Editor’s Note: This story was first published on New Hampshire Bulletin.
A bill barring New Hampshire teachers from advocating theories ‘promoting a negative narrative or portrayal of the founding and history of the United States of America’ seems unlikely to move forward this year after the House Education Committee recommended that he be killed on Tuesday.
HB 1255 would amend an area of New Hampshire law titled “Teacher Loyalty” — a 1949 state law that prohibits teachers from advocating for communism — and expand it to include a ban on endorsing socialism or Marxism in the classroom.
The bill would also prevent the teaching of a negative narrative of America’s founding “that does not include the global context of now outdated and discouraged practices”, a reference to the practice of chattel slavery. “This prohibition includes, but is not limited to, teaching that the United States was founded on racism,” the bill says.
Violation of the proposed ban could result in professional sanctions against a teacher by the State Board of Education, according to the bill.
The bill became a political lightning rod as soon as it was introduced, bringing educators and school administrators into the House courtroom, who argued that it would usher in censorship of teachers.
But on Tuesday, the bill’s sponsor, Rep. Alicia Lekas, a Republican from Hudson, led the charge to recommend his death, telling the committee he needed more time.
“I decided the best thing to do was to ‘ITL’ the whole thing and bring it back next year,” Lekas said, referring to the recommendation that the bill would be deemed “inappropriate to legislate.” . The committee voted for this recommendation, 18-0.
Lekas said that the fact that the bill amended the existing law on “teacher loyalty” created an optical problem for his supporters, as teachers bristled at the idea that their patriotism could be challenged. question.

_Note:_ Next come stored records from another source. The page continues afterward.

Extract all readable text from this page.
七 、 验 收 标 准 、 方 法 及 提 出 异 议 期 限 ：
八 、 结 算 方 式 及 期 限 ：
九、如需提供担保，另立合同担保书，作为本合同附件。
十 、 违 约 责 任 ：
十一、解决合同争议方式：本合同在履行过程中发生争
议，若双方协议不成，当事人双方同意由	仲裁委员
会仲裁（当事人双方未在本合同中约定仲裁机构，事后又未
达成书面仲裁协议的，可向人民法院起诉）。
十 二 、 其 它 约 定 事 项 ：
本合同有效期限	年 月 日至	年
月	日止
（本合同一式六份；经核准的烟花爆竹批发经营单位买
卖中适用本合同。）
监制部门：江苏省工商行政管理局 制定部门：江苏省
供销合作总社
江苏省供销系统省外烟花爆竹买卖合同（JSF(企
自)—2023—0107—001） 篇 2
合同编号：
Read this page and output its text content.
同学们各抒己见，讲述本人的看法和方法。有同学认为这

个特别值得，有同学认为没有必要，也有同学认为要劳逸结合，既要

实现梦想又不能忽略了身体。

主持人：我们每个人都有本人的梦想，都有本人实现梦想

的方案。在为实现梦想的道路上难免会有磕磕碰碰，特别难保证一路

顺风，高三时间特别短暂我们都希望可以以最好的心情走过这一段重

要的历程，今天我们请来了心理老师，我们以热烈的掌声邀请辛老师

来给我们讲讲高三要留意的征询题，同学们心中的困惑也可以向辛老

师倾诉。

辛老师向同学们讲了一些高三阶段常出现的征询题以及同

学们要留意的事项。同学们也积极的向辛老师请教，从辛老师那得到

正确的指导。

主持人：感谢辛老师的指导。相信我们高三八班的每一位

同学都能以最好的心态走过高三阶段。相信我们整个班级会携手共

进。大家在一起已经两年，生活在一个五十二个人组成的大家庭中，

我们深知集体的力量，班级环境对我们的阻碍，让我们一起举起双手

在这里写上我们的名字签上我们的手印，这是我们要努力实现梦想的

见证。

“This bill as written was very poorly written,” Lekas said. “And I just wanted the title ‘Teacher Loyalty’ to have to do with the law section and not with my title. There were a lot of emails, etc., that we’re trying to say the teachers weren’t loyal, and that has nothing to do with it.
Lekas said she had produced an amendment intended to change the bill, which was prepared this week, but she said that amendment would not have time to be considered before the next legislative deadlines.
The bill will go next to the House floor this month with a unanimous recommendation that he be killed. Although the House may overrule this recommendation, the likelihood is slim.
HB 1255 followed a bill signed last year that bars teachers from teaching four core concepts related to racism and structural oppression. Democrats, who call the new statute a “banned concepts” law, say it will create a “chilling effect” for teachers that could cause them to drop important conversations about race. New Hampshire teachers’ unions have launched two separate lawsuits against the law in federal court. Republicans called the law an “anti-discrimination law” that they say protects students from being advantaged or disadvantaged because of their race.
So far, public records indicate that no teachers have been disciplined under the law, which also carries potential professional consequences for teachers at the Human Rights Commission and the National Council for Human Rights. ‘education.